Ülkemize ziyarete gelen turistlere Anadolu’nun derinliklerini iyiden iyiye tanıtmalıyız ki Anadolu’nun kadim yurt olduğunu anlayabilsinler.
Bilge “kış” mevsiminde yaşadığımız Kars şehrinden Anadolu’nun kültürel olarak dip noktası olan Göbeklitepe üzerinden tüm Anadolululara “Merhaba”. 2019 yılı son derece doğru bir kararla “Göbeklitepe Yılı” ilan edildi. Takvimsel tarihin şu an için “sıfır noktası” olan Göbeklitepe inanç alanını tüm dünya görmelidir; ancak ilkin Anadolu’da yaşayan bizlerin Göbeklitepe’yi basit ziyaret gezilerinden çıkarmamız gereklidir.
Anadolu’da yaşayan herkes ivedilikle kültürel miraslarımız üzerinden “Biz, bizim” diyebilmelidir. Her insanın iki vatanı vardır. Kadim olanı Yaradan’dan geldiğimiz cennet bahçesidir; zahiri olanı da üzerinde yaşadığımız coğrafyadır. Her insan Yaradan’ı ve üzerinde yaşadığı coğrafyayı sever. Ancak sevmekten öte aşık olabilmek için tanımak gereklidir. Sevenler ayrıdır iyiden iyiye tanıyanların aşkı ise bambaşka bir lezzettir. Tatmayan, tanıyamayan nereden bilebilir neyin ne olduğunu?

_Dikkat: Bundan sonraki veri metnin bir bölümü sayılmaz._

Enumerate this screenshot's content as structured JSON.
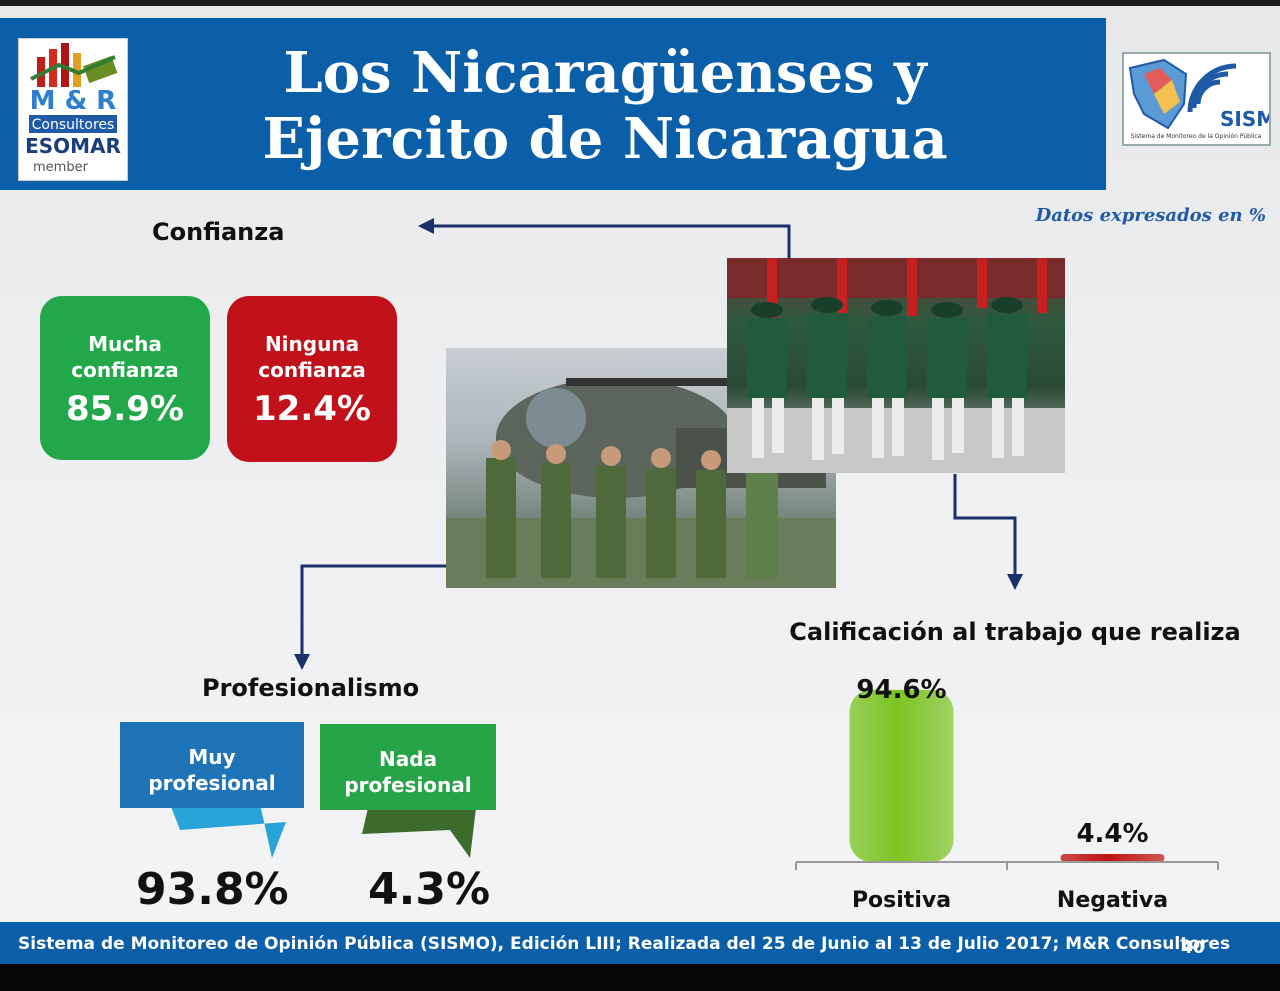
{
  "header": {
    "title_line1": "Los Nicaragüenses y",
    "title_line2": "Ejercito de Nicaragua",
    "logo_left": {
      "line1": "M & R",
      "line2": "Consultores",
      "line3": "ESOMAR",
      "line4": "member"
    },
    "logo_right": {
      "name": "SISMO",
      "tagline": "Sistema de Monitoreo de la Opinión Pública"
    }
  },
  "subnote": "Datos expresados en  %",
  "confianza": {
    "title": "Confianza",
    "cards": [
      {
        "label_line1": "Mucha",
        "label_line2": "confianza",
        "value": "85.9%",
        "color": "#22a84a"
      },
      {
        "label_line1": "Ninguna",
        "label_line2": "confianza",
        "value": "12.4%",
        "color": "#c1111a"
      }
    ]
  },
  "profesionalismo": {
    "title": "Profesionalismo",
    "items": [
      {
        "label_line1": "Muy",
        "label_line2": "profesional",
        "value": "93.8%",
        "color": "#1f74b8",
        "tail_color": "#2aa3d8"
      },
      {
        "label_line1": "Nada",
        "label_line2": "profesional",
        "value": "4.3%",
        "color": "#27a448",
        "tail_color": "#3d6b2b"
      }
    ]
  },
  "chart_data": {
    "type": "bar",
    "title": "Calificación al trabajo que realiza",
    "categories": [
      "Positiva",
      "Negativa"
    ],
    "values": [
      94.6,
      4.4
    ],
    "value_labels": [
      "94.6%",
      "4.4%"
    ],
    "colors": [
      "#7cc424",
      "#c0140f"
    ],
    "ylim": [
      0,
      100
    ]
  },
  "footer": {
    "text": "Sistema de Monitoreo de Opinión Pública (SISMO), Edición LIII; Realizada del 25 de Junio al 13 de Julio 2017; M&R Consultores",
    "page": "40"
  }
}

Son derece önemli bilgiler
Bu bağlamda Göbeklitepe M.Ö. 10 bin yıl öncesi Anadolulu hemşehrilerimiz hakkında bizlere son derece önemli bilgiler, mesajlar vermektedir. Ülkemizi ziyarete gelen turistler nihayetinde gezer giderler; onları turizmin bütün iyi olanaklarıyla misafir edip uğurlamalıyız. Ancak onları Anadolu’da gezdirmemeliyiz, onlara Anadolu’nun derinliklerini, yüksekliklerini iyiden iyiye tanıtmalıyız ki Anadolu’nun kadim yurt olduğunu anlayabilsinler. Bunu onlara anlatmaya çalışırken derdimiz bizi tanımadıklarından dolayı mahcubiyetimiz değildir; derdimiz onları bilgilendirmek, bilinçlendirmektir. Anadolu’yu bilmeyen, tanıyamayan Anadolu’nun bir başkası tarafından yeterince bilinmemesinden mahcubiyet duyar, Anadolu’yu yaşayarak tanıtanlar ise Anadolu’nun tüm evrensel değerlerini bir tepeden diğerine, bir dereden ötekine doğru coşarak anlamlandırarak tanıtır, sevdirir.
Anlam ve yapı bilimsel olarak Anadolu’nun en derin noktası olan Göbeklitepe’den Anadolu’nun en yüksek noktası olan Ayasofya’ya doğru hem Anadoluluların hem de tüm insanların bakışlarını gerçeğin gerçekliklerini tahlil ederek çevirmeliyiz. Aksi halde basit soru ve yönelimlerle Göbeklitepe ve Ayasofya nezdinde Anadolu’ya zaman ayıran insanları yalnızca gezdiririz, gezmelerine neden oluruz.
Anadolu’yu yaşayarak tanıyan ve anlayan herkes Göbeklitepe, Ayasofya, Selimiye, Hattuşa, Sümela ve daha yüzlerce motifin değerlerinden değerlendiği için sessizce gururunu yaşar. Ancak Anadolu’dan bihaber cahil cühela karşısında da yeri geldiğinde silindir olur ezer geçer.
Göbeklitepe’yi bütünsel anlamda anlamlandırdığımızda hemen eteklerinin altında boylu boyunca uzanan Harran ovasındaki “Sin” mabediyle bağ kurabiliriz, Yakup Peygamberin başının altına yastık yaparak uyuduğu taşı Harran ovasından dolayı Kibele’nin bazalt taşına benzetebiliriz, ilkin koç ve koyunun Göbeklitepe’nin arka bahçesinde evcilleştirildiğini ve buğdayın yine bu bölgede yetiştirildiğini görebiliriz.
Aksi bir durumda tarihin dip noktası olan Göbeklitepe için “Bu ‘T’ şeklindeki tonlarca taşı nasıl yonttular?” veya yeryüzünün gök kubbesi olan Ayasofya için de “Bu kubbeyi nasıl yaptılar?” gibi yersiz, değersiz sorular ve bunlara cevap olan niteliksiz yaklaşımlarla Anadolu’nun genelini tanıtamayız.